TACC Director Jay Boisseau, stated: "Supercomputers like Lonestar 4 enable researchers to make breakthrough discoveries that advance our knowledge in science and engineering, and often produce transformational impacts for society as well. We're proud to make Lonestar 4 available to researchers in Texas and across the country, and we will continue to increase its capabilities to facilitate new research, education, and discovery."
Researchers are conducting research on the newly deployed system across all scientific disciplines. Lonestar 4 is being used to model several phenomena in solid earth geophysics, including seismic wave propagation, mantle convection and the dynamics of polar ice sheets.

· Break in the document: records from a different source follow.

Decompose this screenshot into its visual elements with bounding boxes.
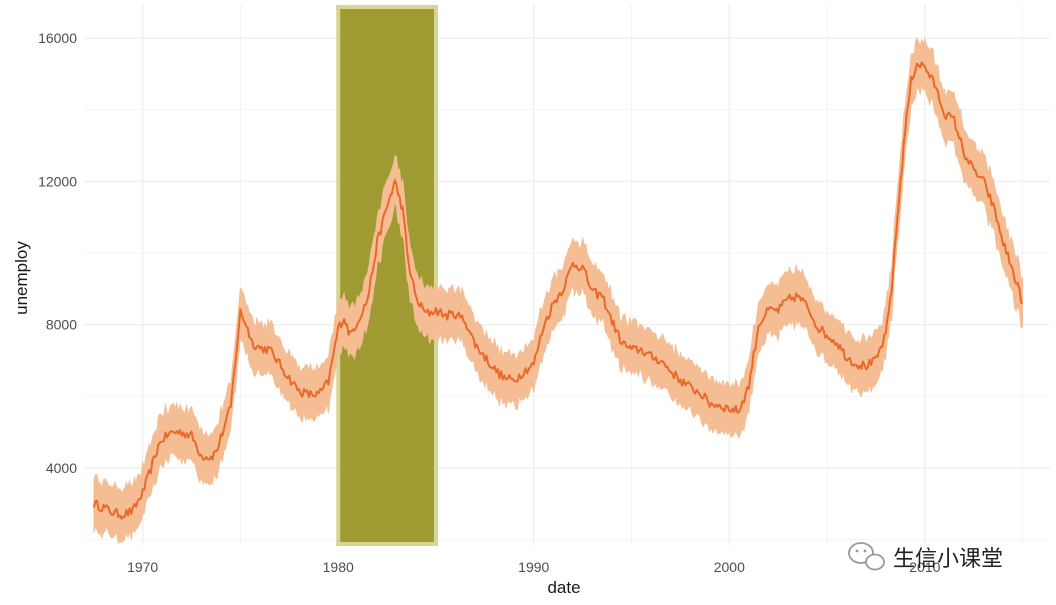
y-axis-ticks: 4000 8000 12000 16000: [38, 30, 77, 476]
x-tick-label: 2000: [714, 559, 745, 575]
y-tick-label: 16000: [38, 30, 77, 46]
unemploy-line: [92, 61, 1024, 520]
x-axis-ticks: 1970 1980 1990 2000 2010: [127, 559, 941, 575]
highlight-rect: [336, 5, 438, 546]
confidence-ribbon: [93, 37, 1023, 544]
chat-bubble-icon: [848, 542, 885, 571]
ribbon-area: [93, 37, 1023, 544]
x-tick-label: 1970: [127, 559, 158, 575]
series-lines: [92, 61, 1024, 520]
highlight-band: [336, 5, 438, 546]
watermark: 生信小课堂: [848, 542, 1003, 572]
y-tick-label: 12000: [38, 173, 77, 189]
x-tick-label: 1990: [518, 559, 549, 575]
y-axis-title: unemploy: [12, 241, 31, 315]
x-tick-label: 2010: [909, 559, 940, 575]
y-tick-label: 4000: [46, 460, 77, 476]
watermark-text: 生信小课堂: [893, 547, 1003, 572]
y-tick-label: 8000: [46, 317, 77, 333]
x-axis-title: date: [547, 578, 580, 597]
x-tick-label: 1980: [323, 559, 354, 575]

"More accurate models of the dynamics of these geophysical processes can lead to a better understanding of seismic hazard and future sea level rise", stated Omar Ghattas, the Jackson Chair in Computational Geosciences in the departments of Geological Sciences and Mechanical Engineering and in the Institute for Computational Engineering and Sciences (ICES) at The University of Texas at Austin.
Clint Dawson, also in ICES, and a professor of aerospace engineering and engineering mechanics, and head of the Computational Hydraulics Group, is conducting hurricane storm surge studies in 2D and 3D.

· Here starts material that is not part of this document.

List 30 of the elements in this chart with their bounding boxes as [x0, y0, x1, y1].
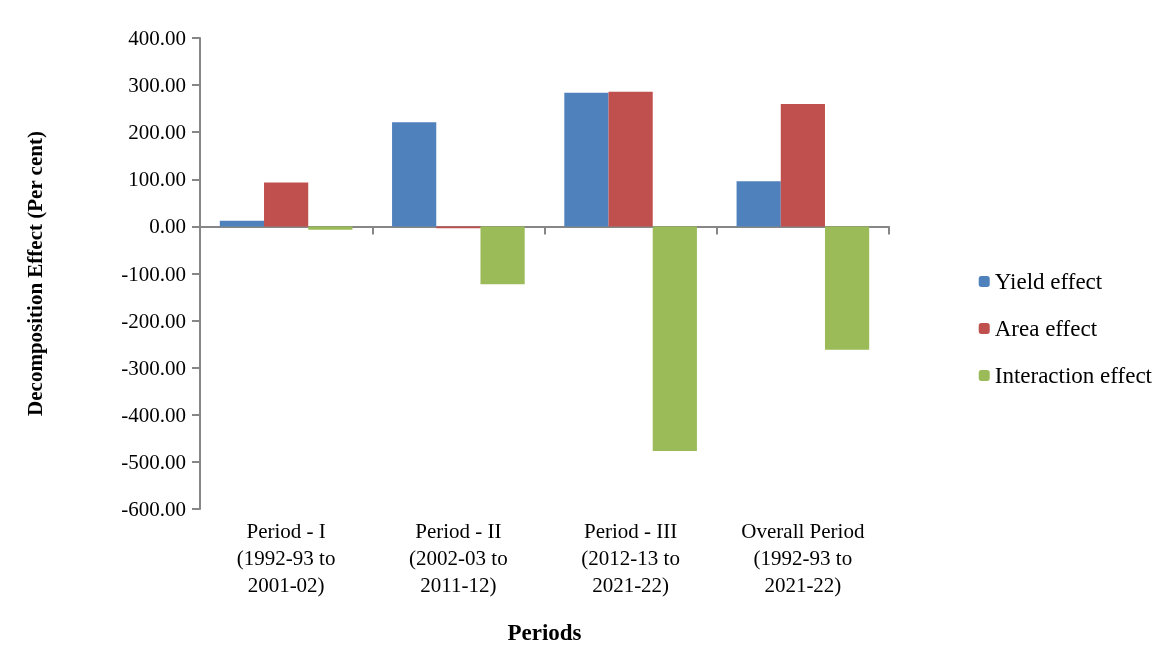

"With Lonestar 4, we're able to do 3D runs now in much less time, and we can compare results between 2D and 3D to see how much 3D effects matter", Clint Dawson stated. "It's important for two reasons: evacuation as storms approach land and for studying new hurricane protection systems."

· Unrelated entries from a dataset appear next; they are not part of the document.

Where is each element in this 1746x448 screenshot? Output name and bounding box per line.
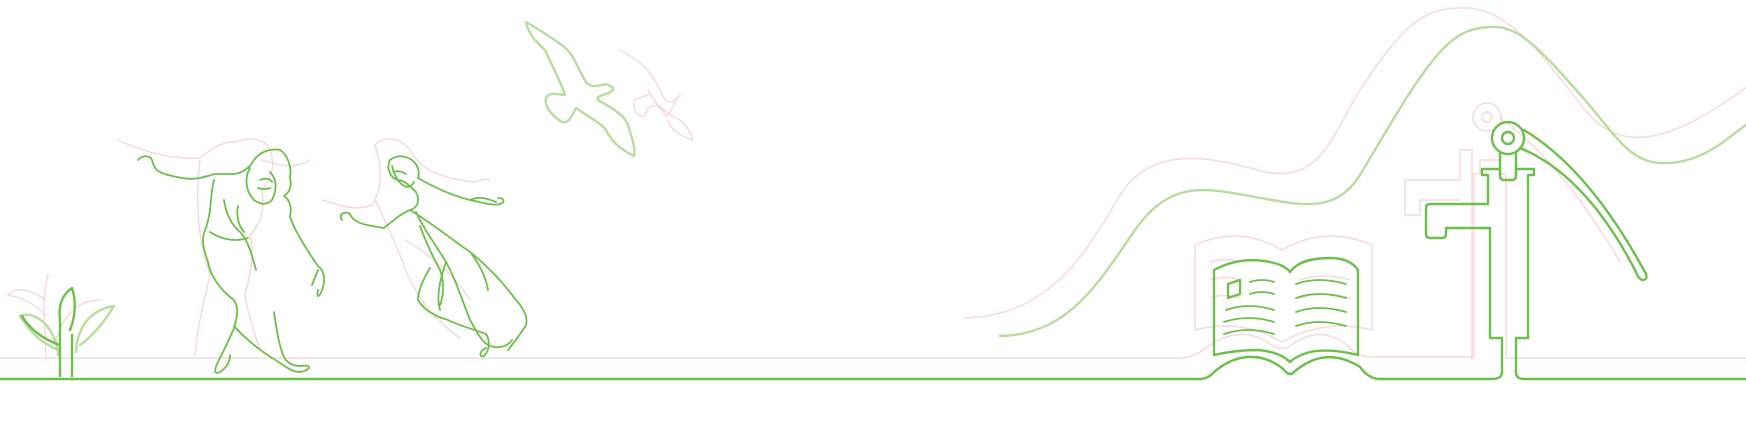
ghost-layer	[0, 7, 1746, 361]
primary-layer	[0, 120, 1746, 381]
dancing-figure-right	[339, 155, 528, 358]
dancing-figure-left	[137, 148, 325, 374]
water-tap-icon	[1490, 120, 1648, 282]
hill-wave	[998, 25, 1746, 338]
ghost-plant	[7, 274, 101, 361]
ground-line	[0, 167, 1746, 381]
ghost-bird	[619, 49, 681, 117]
ghost-hill	[964, 7, 1746, 319]
open-book-icon	[1212, 256, 1360, 364]
plant-leaf-right	[74, 304, 116, 354]
bird-icon	[524, 20, 636, 158]
light-layer	[18, 20, 1746, 357]
ghost-figure-right	[321, 138, 491, 339]
ghost-figure-left	[117, 138, 311, 356]
ghost-ground-line	[0, 159, 1746, 359]
plant-icon	[20, 286, 76, 378]
plant-leaf-left	[18, 313, 60, 357]
ghost-tap	[1404, 149, 1473, 361]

TACC partnered with Dell, Intel, Mellanox Technologies and Data Direct Networks to deploy a system designed for optimal performance across a wide spectrum of scientific applications. Lonestar 4 is the third largest system on the NSF TeraGrid and ranks among the most powerful academic supercomputers in the world. The system's capabilities include:
The system's primary computing power comes from 1,888 Dell M610 PowerEdge blade servers, each with two six-core Intel Xeon 5600 "Westmere" processors. DataDirect Networks provides the high-speed disk storage and a Mellanox 40Gb/s InfiniBand network integrates the components to enable very high-performance computing on a wide range of applications. Lonestar 4 will provide almost 200 million processor core hours per year to the national scientific community.
"Geophysical simulations are characterized by a number of computational challenges, including a wide range of length and time scales, highly heterogeneous media, a need for dynamically adaptive resolution and assimilating sparse observational data into the simulations", Omar Ghattas stated. "All of these significantly stress the hardware system. Lonestar 4's much greater memory bandwidth, faster CPU clock speed, and faster interconnect relative to other TeraGrid systems combine to promise substantially faster turn-around time for our simulations."